In this way they were all soon on the far bank safe across the enchanted stream. Dwalin had just scrambled out with the coiled rope on his arm, and Bombur (still grumbling) was getting ready to follow, when something bad did happen. There was a flying sound of hooves on the path ahead. Out of the gloom came suddenly the shape of a flying deer. It charged into the dwarves and bowled them over, then gathered itself for a leap. High it sprang and cleared the water with a mighty jump. But it did not reach the other side in safety. Thorin was the only one who had kept his feet and his wits. As soon as they had landed he had bent his bow and fitted an arrow in case any hidden guardian of the boat appeared. Now he sent a swift and sure shot into the leaping beast. As it reached the further bank it stumbled. The shadows swallowed it up, but they heard the sound of hooves quickly falter and then go still.
Before they could shout in praise of the shot, however, a dreadful wail from Bilbo put all thoughts of venison out of their minds. “Bombur has fallen in! Bombur is drowning!” he cried. It was only too true. Bombur had only one foot on the land when the hart bore down on him, and sprang over him. He had stumbled, thrusting the boat away from the bank, and then toppled back into the dark water, his hands slipping off the slimy roots at the edge, while the boat span slowly off and disappeared.
They could still see his hood above the water when they ran to the bank. Quickly, they flung a rope with a hook towards him. His hand caught it, and they pulled him to the shore. He was drenched from hair to boots, of course, but that was not the worst. When they laid him on the bank he was already fast asleep, with one hand clutching the rope so tight that they could not get it from his grasp; and fast asleep he remained in spite of all they could do.
They were still standing over him, cursing their ill luck, and Bombur’s clumsiness, and lamenting the loss of the boat which made it impossible for them to go back and look for the hart, when they became aware of the dim blowing of horns in the wood and the sound as of dogs baying far off. Then they all fell silent; and as they sat it seemed they could hear the noise of a great hunt going by to the north of the path, though they saw no sign of it.
There they sat for a long while and did not dare to make a move. Bombur slept on with a smile on his fat face, as if he no longer cared for all the troubles that vexed them. Suddenly on the path ahead appeared some white deer, a hind and fawns as snowy white as the hart had been dark. They glimmered in the shadows. Before Thorin could cry out three of the dwarves had leaped to their feet and loosed off arrows from their bows. None seemed to find their mark. The deer turned and vanished in the trees as silently as they had come, and in vain the dwarves shot their arrows after them.
“Stop! stop!” shouted Thorin; but it was too late, the excited dwarves had wasted their last arrows, and now the bows that Beorn had given them were useless.
They were a gloomy party that night, and the gloom gathered still deeper on them in the following days. They had crossed the enchanted stream; but beyond it the path seemed to straggle on just as before, and in the forest they could see no change. Yet if they had known more about it and considered the meaning of the hunt and the white deer that had appeared upon their path, they would have known that they were at last drawing towards the eastern edge, and would soon have come, if they could have kept up their courage and their hope, to thinner trees and places where the sunlight came again.
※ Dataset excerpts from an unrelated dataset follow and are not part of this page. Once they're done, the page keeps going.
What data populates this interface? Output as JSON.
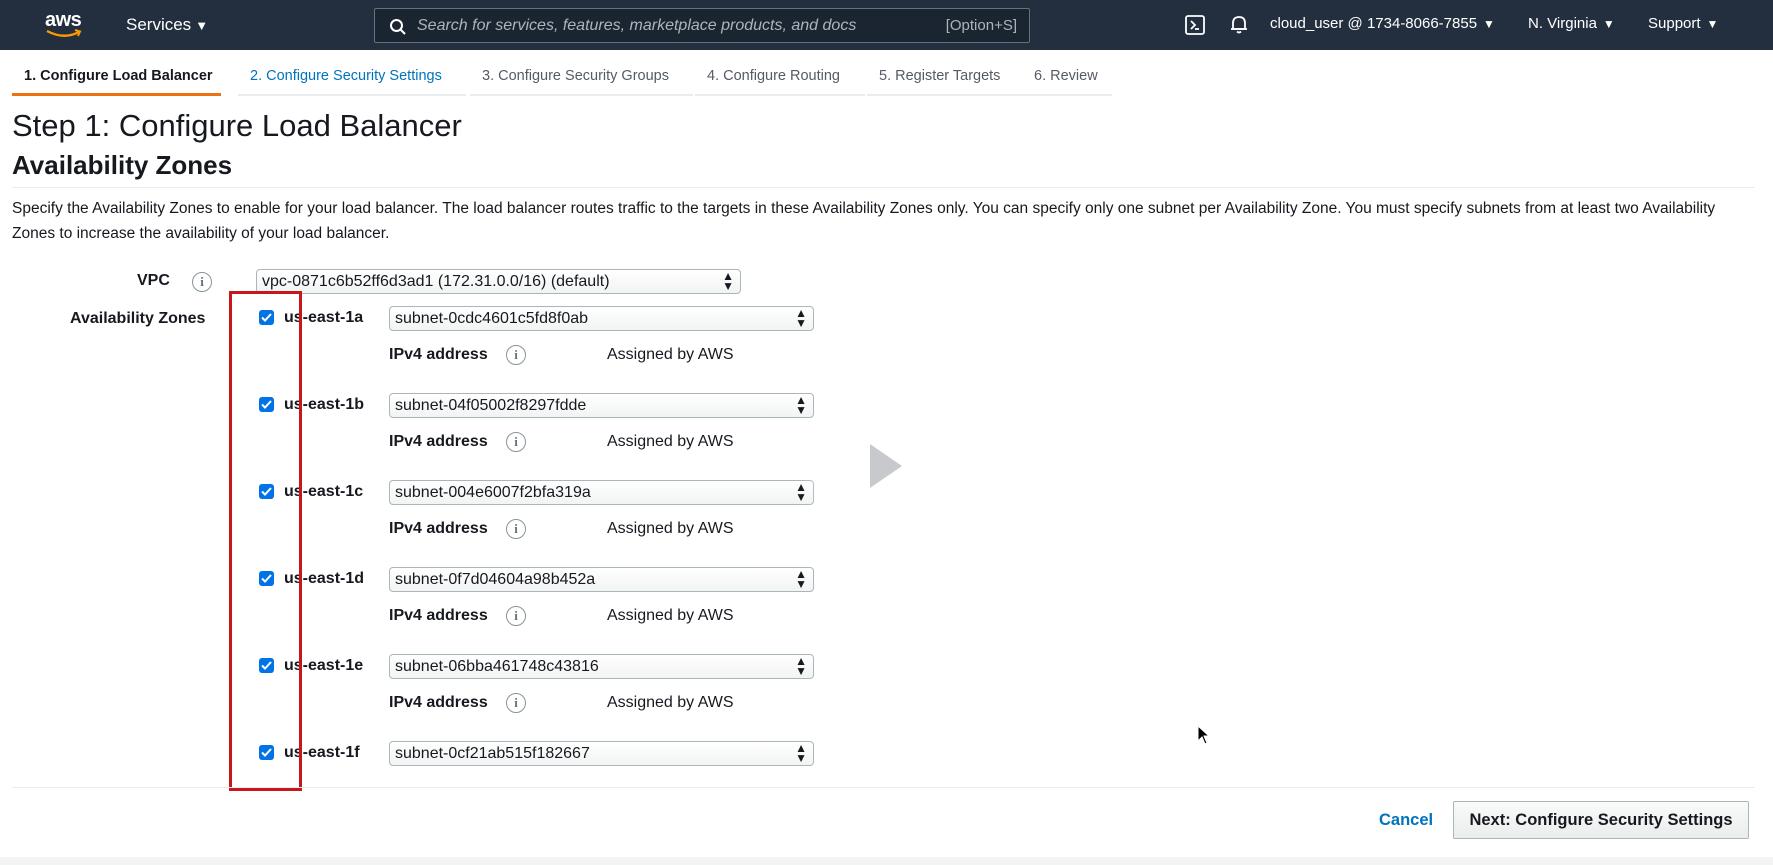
{
  "topnav": {
    "logo_text": "aws",
    "services_label": "Services",
    "search_placeholder": "Search for services, features, marketplace products, and docs",
    "search_shortcut": "[Option+S]",
    "account": "cloud_user @ 1734-8066-7855",
    "region": "N. Virginia",
    "support": "Support"
  },
  "tabs": [
    {
      "label": "1. Configure Load Balancer"
    },
    {
      "label": "2. Configure Security Settings"
    },
    {
      "label": "3. Configure Security Groups"
    },
    {
      "label": "4. Configure Routing"
    },
    {
      "label": "5. Register Targets"
    },
    {
      "label": "6. Review"
    }
  ],
  "page_title": "Step 1: Configure Load Balancer",
  "section_title": "Availability Zones",
  "description": "Specify the Availability Zones to enable for your load balancer. The load balancer routes traffic to the targets in these Availability Zones only. You can specify only one subnet per Availability Zone. You must specify subnets from at least two Availability Zones to increase the availability of your load balancer.",
  "vpc": {
    "label": "VPC",
    "value": "vpc-0871c6b52ff6d3ad1 (172.31.0.0/16) (default)"
  },
  "az_label": "Availability Zones",
  "ipv4_label": "IPv4 address",
  "ipv4_value": "Assigned by AWS",
  "zones": [
    {
      "name": "us-east-1a",
      "subnet": "subnet-0cdc4601c5fd8f0ab",
      "checked": true
    },
    {
      "name": "us-east-1b",
      "subnet": "subnet-04f05002f8297fdde",
      "checked": true
    },
    {
      "name": "us-east-1c",
      "subnet": "subnet-004e6007f2bfa319a",
      "checked": true
    },
    {
      "name": "us-east-1d",
      "subnet": "subnet-0f7d04604a98b452a",
      "checked": true
    },
    {
      "name": "us-east-1e",
      "subnet": "subnet-06bba461748c43816",
      "checked": true
    },
    {
      "name": "us-east-1f",
      "subnet": "subnet-0cf21ab515f182667",
      "checked": true
    }
  ],
  "actions": {
    "cancel": "Cancel",
    "next": "Next: Configure Security Settings"
  },
  "colors": {
    "nav_bg": "#232f3e",
    "accent_orange": "#ec7211",
    "link_blue": "#0073bb",
    "highlight_red": "#c7161c"
  }
}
But they did not know this, and they were burdened with the heavy body of Bombur, which they had to carry along with them as best they could, taking the wearisome task in turns of four each while the others shared their packs. If these had not become all too light in the last few days, they would never have managed it; but a slumbering and smiling Bombur was a poor exchange for packs filled with food however heavy. In a few days a time came when there was practically nothing left to eat or to drink. Nothing wholesome could they see growing in the wood, only funguses and herbs with pale leaves and unpleasant smell.
About four days from the enchanted stream they came to a part where most of the trees were beeches. They were at first inclined to be cheered by the change, for here there was no undergrowth and the shadow was not so deep. There was a greenish light about them, and in places they could see some distance to either side of the path. Yet the light only showed them endless lines of straight grey trunks like the pillars of some huge twilight hall. There was a breath of air and a noise of wind, but it had a sad sound. A few leaves came rustling down to remind them that outside autumn was coming on. Their feet ruffled among the dead leaves of countless other autumns that drifted over the banks of the path from the deep red carpets of the forest.
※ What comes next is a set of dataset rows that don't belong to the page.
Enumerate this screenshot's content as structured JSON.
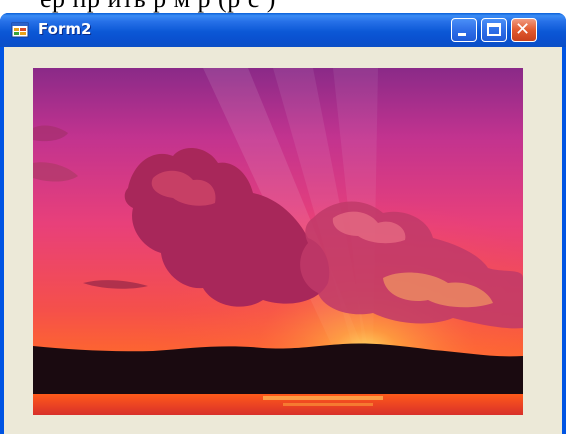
{
  "page_top_text": "ер пр ить р м р (р с )",
  "window": {
    "title": "Form2",
    "icons": {
      "app": "form-app-icon",
      "minimize": "minimize-icon",
      "maximize": "maximize-icon",
      "close": "close-icon"
    }
  },
  "picture": {
    "description_name": "sunset-image"
  }
}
Still Bombur slept and they grew very weary. At times they heard disquieting laughter. Sometimes there was singing in the distance too. The laughter was the laughter of fair voices not of goblins, and the singing was beautiful, but it sounded eerie and strange, and they were not comforted, rather they hurried on from those parts with what strength they had left.
Two days later they found their path going downwards, and before long they were in a valley filled almost entirely with a mighty growth of oaks.
“Is there no end to this accursed forest?” said Thorin. “Somebody must climb a tree and see if he can get his head above the roof and have a look round. The only way is to choose the tallest tree that overhangs the path.”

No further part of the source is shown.